The Peoples Cloud is a documentary about the cloud, its physical location and the people who work to maintain it, Via Fastcodesign

Does the internet have a sound? Is it the whirring fan that keeps your computer from overheating? Is it a flurry of incessant notification pings? Is it the cackling laugh of Chewbacca Mom? Or is a monotonous drone, humming from an anonymous building where servers spin their disks and spit out information to millions of devices across a global network?

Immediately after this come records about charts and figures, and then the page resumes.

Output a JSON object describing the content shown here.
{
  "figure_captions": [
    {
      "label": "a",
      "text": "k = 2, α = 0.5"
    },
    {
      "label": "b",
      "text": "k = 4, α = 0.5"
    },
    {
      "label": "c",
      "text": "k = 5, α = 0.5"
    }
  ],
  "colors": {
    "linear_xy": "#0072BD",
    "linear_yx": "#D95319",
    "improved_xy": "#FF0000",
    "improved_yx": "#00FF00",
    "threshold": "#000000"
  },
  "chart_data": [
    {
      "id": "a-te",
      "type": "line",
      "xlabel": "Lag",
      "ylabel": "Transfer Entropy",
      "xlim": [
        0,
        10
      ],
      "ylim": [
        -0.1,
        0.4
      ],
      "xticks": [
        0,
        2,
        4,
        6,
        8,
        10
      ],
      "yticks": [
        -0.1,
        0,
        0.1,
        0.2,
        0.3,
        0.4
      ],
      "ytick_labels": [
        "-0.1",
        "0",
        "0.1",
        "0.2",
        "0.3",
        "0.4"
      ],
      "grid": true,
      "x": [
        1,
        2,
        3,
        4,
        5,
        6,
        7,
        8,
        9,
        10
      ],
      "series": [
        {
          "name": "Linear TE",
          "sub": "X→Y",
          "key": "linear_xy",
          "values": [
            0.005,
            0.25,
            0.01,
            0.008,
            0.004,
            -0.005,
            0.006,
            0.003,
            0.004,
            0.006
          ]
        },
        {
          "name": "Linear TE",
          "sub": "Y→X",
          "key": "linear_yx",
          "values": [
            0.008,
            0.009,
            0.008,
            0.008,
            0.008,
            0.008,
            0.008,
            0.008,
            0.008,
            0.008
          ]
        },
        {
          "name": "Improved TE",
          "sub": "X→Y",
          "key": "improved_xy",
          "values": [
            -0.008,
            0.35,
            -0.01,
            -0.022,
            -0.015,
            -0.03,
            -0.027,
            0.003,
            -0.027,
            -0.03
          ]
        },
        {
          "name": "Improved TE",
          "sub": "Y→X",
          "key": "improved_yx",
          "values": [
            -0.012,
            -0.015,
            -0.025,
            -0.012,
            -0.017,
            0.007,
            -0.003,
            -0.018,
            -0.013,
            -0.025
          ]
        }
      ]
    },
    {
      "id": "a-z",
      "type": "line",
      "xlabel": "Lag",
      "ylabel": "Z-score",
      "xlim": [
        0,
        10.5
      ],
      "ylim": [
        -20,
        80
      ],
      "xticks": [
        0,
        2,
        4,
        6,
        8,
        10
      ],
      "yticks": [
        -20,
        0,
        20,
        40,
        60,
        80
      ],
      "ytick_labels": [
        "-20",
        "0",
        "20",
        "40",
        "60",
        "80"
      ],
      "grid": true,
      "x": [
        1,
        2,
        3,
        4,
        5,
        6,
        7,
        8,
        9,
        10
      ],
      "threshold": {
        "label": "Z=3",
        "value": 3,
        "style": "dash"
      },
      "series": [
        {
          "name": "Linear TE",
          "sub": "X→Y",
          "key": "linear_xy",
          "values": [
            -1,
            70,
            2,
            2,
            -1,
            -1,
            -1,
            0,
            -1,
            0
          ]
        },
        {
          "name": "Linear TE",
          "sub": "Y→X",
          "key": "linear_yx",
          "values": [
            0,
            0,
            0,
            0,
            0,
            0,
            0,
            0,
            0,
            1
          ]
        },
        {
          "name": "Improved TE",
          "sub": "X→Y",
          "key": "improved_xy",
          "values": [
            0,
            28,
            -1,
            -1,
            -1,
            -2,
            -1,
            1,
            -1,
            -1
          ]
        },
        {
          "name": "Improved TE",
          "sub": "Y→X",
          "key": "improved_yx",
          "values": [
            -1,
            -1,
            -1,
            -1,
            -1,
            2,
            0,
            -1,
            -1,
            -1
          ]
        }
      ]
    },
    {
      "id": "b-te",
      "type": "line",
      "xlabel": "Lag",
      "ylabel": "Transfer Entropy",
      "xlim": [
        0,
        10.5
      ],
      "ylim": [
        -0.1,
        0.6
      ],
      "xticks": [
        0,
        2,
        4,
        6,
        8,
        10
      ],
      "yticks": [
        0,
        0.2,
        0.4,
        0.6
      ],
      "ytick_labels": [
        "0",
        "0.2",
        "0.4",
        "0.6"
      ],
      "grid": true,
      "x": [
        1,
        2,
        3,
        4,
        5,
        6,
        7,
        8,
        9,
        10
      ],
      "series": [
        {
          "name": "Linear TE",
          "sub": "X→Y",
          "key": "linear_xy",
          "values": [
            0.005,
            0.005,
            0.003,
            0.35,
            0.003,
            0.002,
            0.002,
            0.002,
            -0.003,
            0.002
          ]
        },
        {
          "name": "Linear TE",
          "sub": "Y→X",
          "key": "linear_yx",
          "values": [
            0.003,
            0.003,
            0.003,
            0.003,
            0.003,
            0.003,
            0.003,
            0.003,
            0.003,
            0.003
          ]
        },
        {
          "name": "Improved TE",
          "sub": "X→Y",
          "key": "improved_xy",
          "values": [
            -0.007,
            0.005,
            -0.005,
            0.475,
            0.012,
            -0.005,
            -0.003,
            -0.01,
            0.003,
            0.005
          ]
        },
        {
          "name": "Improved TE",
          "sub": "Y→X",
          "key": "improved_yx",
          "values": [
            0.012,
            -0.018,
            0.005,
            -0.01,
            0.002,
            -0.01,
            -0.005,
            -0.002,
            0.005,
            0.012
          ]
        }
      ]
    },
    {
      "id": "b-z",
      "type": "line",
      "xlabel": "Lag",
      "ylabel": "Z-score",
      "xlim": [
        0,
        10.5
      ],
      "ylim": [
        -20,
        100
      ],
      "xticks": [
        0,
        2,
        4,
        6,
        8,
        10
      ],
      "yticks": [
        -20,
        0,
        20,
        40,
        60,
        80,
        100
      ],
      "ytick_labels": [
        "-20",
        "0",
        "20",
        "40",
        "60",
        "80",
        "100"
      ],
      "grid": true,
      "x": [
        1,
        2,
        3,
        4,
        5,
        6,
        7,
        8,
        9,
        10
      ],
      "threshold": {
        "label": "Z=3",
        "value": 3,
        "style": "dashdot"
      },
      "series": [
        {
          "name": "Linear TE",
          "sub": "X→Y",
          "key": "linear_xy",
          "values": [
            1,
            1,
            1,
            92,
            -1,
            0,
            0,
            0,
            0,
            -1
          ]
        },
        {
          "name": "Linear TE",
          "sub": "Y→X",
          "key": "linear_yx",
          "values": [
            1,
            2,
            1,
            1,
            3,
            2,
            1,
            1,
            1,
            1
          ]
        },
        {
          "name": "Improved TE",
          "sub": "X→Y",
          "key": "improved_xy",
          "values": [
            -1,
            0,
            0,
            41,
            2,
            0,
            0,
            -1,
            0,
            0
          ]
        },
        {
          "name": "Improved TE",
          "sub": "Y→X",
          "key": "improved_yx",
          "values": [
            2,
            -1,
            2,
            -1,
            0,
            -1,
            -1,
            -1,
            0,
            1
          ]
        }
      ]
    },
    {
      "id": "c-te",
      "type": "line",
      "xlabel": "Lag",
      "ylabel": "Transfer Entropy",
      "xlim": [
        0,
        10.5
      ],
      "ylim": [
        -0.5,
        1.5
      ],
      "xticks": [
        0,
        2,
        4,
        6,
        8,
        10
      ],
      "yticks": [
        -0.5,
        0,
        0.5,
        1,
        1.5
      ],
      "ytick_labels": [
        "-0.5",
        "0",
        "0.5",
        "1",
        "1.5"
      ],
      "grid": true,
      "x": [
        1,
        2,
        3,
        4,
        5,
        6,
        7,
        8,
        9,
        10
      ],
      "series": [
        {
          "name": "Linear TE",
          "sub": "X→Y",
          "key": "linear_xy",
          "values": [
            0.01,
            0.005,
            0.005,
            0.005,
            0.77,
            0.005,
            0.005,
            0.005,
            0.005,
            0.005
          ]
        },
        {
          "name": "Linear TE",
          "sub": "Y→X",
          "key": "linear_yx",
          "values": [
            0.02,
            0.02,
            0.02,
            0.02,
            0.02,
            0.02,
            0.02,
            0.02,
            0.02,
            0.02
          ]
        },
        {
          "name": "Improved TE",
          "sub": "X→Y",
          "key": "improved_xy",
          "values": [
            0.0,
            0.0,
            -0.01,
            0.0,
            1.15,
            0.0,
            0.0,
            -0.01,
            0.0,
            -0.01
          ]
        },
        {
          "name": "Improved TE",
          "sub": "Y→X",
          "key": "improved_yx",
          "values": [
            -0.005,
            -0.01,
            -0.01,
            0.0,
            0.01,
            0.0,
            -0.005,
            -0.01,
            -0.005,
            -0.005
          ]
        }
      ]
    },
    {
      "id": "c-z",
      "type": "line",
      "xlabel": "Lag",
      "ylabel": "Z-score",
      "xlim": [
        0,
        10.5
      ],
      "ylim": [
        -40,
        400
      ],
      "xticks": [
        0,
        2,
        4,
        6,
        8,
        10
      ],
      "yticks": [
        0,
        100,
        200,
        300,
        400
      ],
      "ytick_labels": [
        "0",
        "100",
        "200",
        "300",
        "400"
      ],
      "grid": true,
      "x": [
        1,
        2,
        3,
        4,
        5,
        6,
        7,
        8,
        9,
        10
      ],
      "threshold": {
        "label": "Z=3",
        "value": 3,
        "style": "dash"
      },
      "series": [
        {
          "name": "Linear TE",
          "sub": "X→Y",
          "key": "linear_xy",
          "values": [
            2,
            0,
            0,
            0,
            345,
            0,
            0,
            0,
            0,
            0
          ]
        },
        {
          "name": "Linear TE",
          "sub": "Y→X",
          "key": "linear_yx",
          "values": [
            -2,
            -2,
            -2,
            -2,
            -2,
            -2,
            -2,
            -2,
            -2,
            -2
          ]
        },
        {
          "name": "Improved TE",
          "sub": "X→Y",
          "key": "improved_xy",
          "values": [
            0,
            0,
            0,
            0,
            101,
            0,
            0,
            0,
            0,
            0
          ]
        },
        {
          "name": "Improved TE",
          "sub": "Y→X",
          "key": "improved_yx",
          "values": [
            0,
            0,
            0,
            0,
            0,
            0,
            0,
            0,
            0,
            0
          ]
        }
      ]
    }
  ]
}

This is the soundtrack to the web documentary The People’s Cloud, by the filmmaker and sound designer Matt Parker. The documentary follows Parker’s journey to a series of data centers and fiber optic cable networks as he demystifies the physical backbone of the cloud. Armed with a set of microphones as well as his camera, Parker also recorded the sounds of the locations he visited across Europe. The resulting soundtrack is a sonic portrait of the network infrastructure that powers our world.

“Companies use these terms like ethernet or the cloud or virtual–these sorts of words help to distance our perception of what’s actually going on when we make a connection to the internet through our computer, or through our phone, which feels completely untethered to anything,” Parker says. “I’m trying to find ways to allow these spaces to speak for themselves in an acoustic sense, in a way that is thinking about how the internet isn’t just some kind of magical land up in the clouds floating about, but is something that’s very much a product of very intense industry on a global scale that affects urban spaces, non-urban spaces, the ocean, the rural.”

Beneath the internet we experience, there’s a dark, rumbling sound. The soundtrack to The People’s Cloud is a medley of compositions that mix brutal, clashing sounds with beautiful, tonal layers of white noise.